FIGURE 2 Relative positions of the region of collect of Thymus capitatus based on their phenolic composition (Table 1) in the space defined by the three principal components.

Antioxidant Activity

Anti-radical power of the thyme methanol extract

The radical scavenging power was determined by following the decrease in the absorbance at 517 nm which is induced by antioxidants that act as hydrogen donors.^[23] This extract is highly influenced by the region of collect (anti-radical activity of methanolic extracts showed activity region-dependent). Boukornine extract shows the highest activity (10 ± 0.98 µg/mL) and this activity is stronger than that positive control; BHT (16 ± 1.89 µg/mL). The lowest activity was detected in the region of Grombelia (50 ± 4.32 µg/mL). The anti-radical activity of the four regions could be summarized as follows in ascending order: Boukornine > Kef > Bizerte > Grombelia.

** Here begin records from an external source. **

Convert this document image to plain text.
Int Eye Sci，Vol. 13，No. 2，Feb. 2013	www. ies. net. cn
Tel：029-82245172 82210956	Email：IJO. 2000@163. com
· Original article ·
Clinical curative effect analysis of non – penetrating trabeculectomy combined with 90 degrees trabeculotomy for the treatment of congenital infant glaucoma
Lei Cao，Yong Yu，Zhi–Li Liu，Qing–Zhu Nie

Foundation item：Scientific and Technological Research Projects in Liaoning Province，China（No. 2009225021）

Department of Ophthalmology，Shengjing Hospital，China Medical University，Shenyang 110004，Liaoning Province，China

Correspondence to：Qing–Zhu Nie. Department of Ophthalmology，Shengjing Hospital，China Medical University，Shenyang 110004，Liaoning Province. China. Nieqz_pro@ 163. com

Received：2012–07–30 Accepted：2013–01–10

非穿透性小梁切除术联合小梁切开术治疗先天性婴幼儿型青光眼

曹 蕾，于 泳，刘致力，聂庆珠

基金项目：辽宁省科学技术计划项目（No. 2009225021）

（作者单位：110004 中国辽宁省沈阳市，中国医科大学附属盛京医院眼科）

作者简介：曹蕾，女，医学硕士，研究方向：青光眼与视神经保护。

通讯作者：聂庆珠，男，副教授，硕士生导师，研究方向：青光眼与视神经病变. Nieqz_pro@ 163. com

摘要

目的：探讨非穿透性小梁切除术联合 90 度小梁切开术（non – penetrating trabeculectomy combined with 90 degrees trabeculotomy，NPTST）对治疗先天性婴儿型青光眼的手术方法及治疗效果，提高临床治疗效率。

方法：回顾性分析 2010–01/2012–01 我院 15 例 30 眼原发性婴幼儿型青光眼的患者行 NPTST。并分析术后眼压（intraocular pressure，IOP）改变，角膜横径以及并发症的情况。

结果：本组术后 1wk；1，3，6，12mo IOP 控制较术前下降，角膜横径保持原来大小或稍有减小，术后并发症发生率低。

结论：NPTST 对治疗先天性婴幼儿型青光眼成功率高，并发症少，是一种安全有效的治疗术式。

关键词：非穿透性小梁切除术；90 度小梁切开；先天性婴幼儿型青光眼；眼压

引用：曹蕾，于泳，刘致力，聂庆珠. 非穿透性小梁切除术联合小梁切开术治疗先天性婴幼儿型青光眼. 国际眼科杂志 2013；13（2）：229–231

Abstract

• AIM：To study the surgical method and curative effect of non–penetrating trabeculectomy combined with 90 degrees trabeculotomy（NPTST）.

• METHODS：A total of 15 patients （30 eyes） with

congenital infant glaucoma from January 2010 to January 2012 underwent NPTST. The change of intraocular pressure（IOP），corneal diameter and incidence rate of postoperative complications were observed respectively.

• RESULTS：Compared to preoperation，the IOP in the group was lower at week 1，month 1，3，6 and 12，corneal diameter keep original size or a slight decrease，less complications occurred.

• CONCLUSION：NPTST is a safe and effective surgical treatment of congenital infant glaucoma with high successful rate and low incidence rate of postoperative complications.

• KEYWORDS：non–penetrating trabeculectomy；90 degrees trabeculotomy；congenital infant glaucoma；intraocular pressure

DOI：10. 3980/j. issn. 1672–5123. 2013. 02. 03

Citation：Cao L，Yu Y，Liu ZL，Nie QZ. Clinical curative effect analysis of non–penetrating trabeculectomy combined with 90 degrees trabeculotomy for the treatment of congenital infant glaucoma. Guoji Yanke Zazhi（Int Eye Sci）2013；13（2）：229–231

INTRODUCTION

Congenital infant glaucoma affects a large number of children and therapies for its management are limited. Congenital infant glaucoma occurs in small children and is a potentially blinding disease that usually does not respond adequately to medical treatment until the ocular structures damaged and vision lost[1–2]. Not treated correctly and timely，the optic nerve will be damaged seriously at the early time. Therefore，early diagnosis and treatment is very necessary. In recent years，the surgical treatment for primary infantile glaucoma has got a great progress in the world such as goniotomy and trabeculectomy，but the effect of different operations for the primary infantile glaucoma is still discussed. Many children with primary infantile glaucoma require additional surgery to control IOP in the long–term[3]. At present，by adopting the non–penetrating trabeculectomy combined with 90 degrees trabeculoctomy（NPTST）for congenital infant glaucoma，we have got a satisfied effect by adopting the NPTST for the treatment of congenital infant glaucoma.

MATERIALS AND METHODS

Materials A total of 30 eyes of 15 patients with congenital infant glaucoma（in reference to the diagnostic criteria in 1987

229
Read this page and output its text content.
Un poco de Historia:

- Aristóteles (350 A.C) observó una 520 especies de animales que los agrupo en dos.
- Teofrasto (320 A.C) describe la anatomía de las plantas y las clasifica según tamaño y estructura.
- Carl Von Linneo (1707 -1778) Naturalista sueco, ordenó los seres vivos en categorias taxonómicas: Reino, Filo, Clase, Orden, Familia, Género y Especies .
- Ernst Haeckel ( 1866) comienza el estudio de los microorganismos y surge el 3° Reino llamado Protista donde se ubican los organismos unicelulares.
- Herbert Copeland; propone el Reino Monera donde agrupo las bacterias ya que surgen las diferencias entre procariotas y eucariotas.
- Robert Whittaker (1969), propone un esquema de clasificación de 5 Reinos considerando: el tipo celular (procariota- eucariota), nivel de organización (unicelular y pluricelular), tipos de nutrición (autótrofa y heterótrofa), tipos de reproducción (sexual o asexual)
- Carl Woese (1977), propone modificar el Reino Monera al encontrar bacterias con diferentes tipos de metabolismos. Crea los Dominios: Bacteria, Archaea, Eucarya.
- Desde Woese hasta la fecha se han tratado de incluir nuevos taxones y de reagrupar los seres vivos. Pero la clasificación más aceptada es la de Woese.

Bounatirou et al.^[1] reported a lower antiradical activity with an IC₅₀ exceeding 250 µg/mL of methanol extract and essential oil of thyme flowers. According to these authors, concentrations of 750 and 1000 mg/mL of the extract lead to the most effective antioxidant capacity. Statistical analysis revealed on positive and not significant correlation coefficient (R = 0.09) between the antiradical activity and total polyphenol content. In this case, the anti-radical activity is due to the quality of the extract, not to the quantity. Different results were found by Wojdyło et al.^[24] who reported a highly significant positive correlation (R = 0.83; p < 0.05) between the anti-radical activity of Lamiaceae and total polyphenols demonstrating the importance of these antioxidant compounds in spices and their significant contribution to the total antioxidant activity.

Reducing power

The obtained results demonstrated that the methanol extracts of thyme aerial parts was characterized by EC₅₀ values lower than that of the positive control; ascorbic acid (EC₅₀ = 32 µL). This can be explained by the presence of natural antioxidants such as phenolic compounds.^[1] According Hazzit et al.^[25] the reducing power of Thymus algeriensis essential oil with minor quantities of thymol and carvacrol was significantly lower than that of an essential oil rich in these two phenols. Bounatirou et al.^[1] noted higher EC₅₀ values (0.4 to 1000 µg/mL) indicating a lower antioxidant activity of the Thymus capitatus essential oil. Contrary to the results presented by Wojdyło et al.^[24] on the antioxidant activity of Lamiaceae, we found a negative correlation and not significant (r = –0.17; p < 0.05) between total polyphenol content and the reducing power of the methanolic extract of the aerial parts. This means that the activity is mainly due to the quality of polyphenols in the methanol extract of thyme aerial parts and not to their individual quantities.

Conclusion

The obtained results of the present study showed that polyphenols and flavonoids of thyme methanolic extract have a high potential antioxidant activities. Anti-radical activity of the four regions could be summarized as follows in ascending order: Boukornine > Kef > Bizerte > Grombelia. However, these metabolites could be used as natural additives in the food industry, pharmaceutical industries, and in medical preparations. Further chromatographic purification of extracts and phenolic compound isolation were necessary to understand their mechanism of action.